The advantage and popularity of fairy tales is that they can explain difficult things to children.
For this reason, the formation of mathematical image by means of a fairy tale is an effective and widespread method of training.
We will see how the link between mathematics and literature can be used in practice.
Read and tell fairy tales with heroes from the country of numbers. You can buy your child a book where real mathematical adventures are described. Mathematical characters, fractions, shapes, and many other things become clear and fascinating. Perhaps, thanks to such books, an unprecedented interest in mathematics will arise in your child. You can also make up a mathematical fairy tale, explaining a difficult subject. For example, if addition and subtraction with zero troubles him, you can tell a story about a magic city where a Zero and other numbers lived, but as soon as Zero got on Addition or Subtraction Street or, it became invisible. The subject of even and odd numbers can be presented in a townscape where the even numbers live on one side, and odd numbers live on the other. And if the even numbers always walked in couples, the odd ones didn't like to be friendly or to share with others, didn't love guests, and always kept one by one.

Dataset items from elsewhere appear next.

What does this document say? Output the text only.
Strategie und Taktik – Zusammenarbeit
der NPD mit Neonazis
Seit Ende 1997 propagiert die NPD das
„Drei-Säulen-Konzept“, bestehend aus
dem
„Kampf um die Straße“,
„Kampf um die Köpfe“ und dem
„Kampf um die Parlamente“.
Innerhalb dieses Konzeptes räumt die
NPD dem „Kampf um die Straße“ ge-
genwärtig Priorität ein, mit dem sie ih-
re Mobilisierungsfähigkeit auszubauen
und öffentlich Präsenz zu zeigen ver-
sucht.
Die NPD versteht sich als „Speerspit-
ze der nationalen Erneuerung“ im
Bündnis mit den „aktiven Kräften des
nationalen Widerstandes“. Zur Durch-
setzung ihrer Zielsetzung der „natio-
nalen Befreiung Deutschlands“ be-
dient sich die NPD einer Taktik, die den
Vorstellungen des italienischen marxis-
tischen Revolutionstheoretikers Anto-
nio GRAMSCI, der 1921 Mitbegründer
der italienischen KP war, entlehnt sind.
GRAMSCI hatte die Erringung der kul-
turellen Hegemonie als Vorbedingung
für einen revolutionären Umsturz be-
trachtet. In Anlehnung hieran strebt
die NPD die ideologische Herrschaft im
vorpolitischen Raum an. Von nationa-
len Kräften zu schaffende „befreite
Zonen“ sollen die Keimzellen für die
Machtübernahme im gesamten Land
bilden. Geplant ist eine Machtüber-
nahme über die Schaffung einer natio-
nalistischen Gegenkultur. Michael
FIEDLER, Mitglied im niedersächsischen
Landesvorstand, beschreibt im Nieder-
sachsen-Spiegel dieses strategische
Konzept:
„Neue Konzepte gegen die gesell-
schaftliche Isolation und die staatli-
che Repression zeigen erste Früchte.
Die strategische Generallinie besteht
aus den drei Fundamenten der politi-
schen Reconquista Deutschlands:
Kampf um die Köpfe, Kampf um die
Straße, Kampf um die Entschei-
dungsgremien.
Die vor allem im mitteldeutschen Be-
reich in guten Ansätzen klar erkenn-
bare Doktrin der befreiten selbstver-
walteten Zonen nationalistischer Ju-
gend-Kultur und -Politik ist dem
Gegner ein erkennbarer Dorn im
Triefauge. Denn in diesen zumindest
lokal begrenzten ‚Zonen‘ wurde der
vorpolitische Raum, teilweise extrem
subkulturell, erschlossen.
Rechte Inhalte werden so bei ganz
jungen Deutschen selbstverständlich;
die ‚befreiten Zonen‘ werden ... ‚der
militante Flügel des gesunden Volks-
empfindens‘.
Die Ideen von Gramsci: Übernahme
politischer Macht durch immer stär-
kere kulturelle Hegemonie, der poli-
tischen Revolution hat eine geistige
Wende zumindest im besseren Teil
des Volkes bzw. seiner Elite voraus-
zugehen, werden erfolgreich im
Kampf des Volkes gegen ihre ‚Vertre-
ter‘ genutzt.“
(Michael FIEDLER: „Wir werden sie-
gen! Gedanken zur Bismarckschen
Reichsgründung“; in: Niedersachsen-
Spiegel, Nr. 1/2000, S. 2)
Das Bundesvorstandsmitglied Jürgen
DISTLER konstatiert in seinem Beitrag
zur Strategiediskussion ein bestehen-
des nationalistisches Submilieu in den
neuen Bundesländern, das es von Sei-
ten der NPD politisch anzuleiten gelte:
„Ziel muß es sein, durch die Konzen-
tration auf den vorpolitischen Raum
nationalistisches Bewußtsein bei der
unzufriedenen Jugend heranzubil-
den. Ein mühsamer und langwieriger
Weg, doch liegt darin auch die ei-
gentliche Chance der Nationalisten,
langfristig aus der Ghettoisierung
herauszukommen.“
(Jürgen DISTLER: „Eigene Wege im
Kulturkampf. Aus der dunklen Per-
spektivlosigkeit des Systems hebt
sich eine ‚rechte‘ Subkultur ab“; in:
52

Turn the usual fairy tale into a mathematical exercise. In many fairy tales, the mathematical beginning lies on the surface ("Three pigs", "Snow White and the Seven Dwarfs", etc.). But you can add more numbers to the fairy tale. It can be the age of the heroes, the quantity of the mentioned subjects, etc. Ask the child questions about the quantity. It will be a fine training of attentiveness (the child needs to allocate numerical information from the text) and a memory development exercise.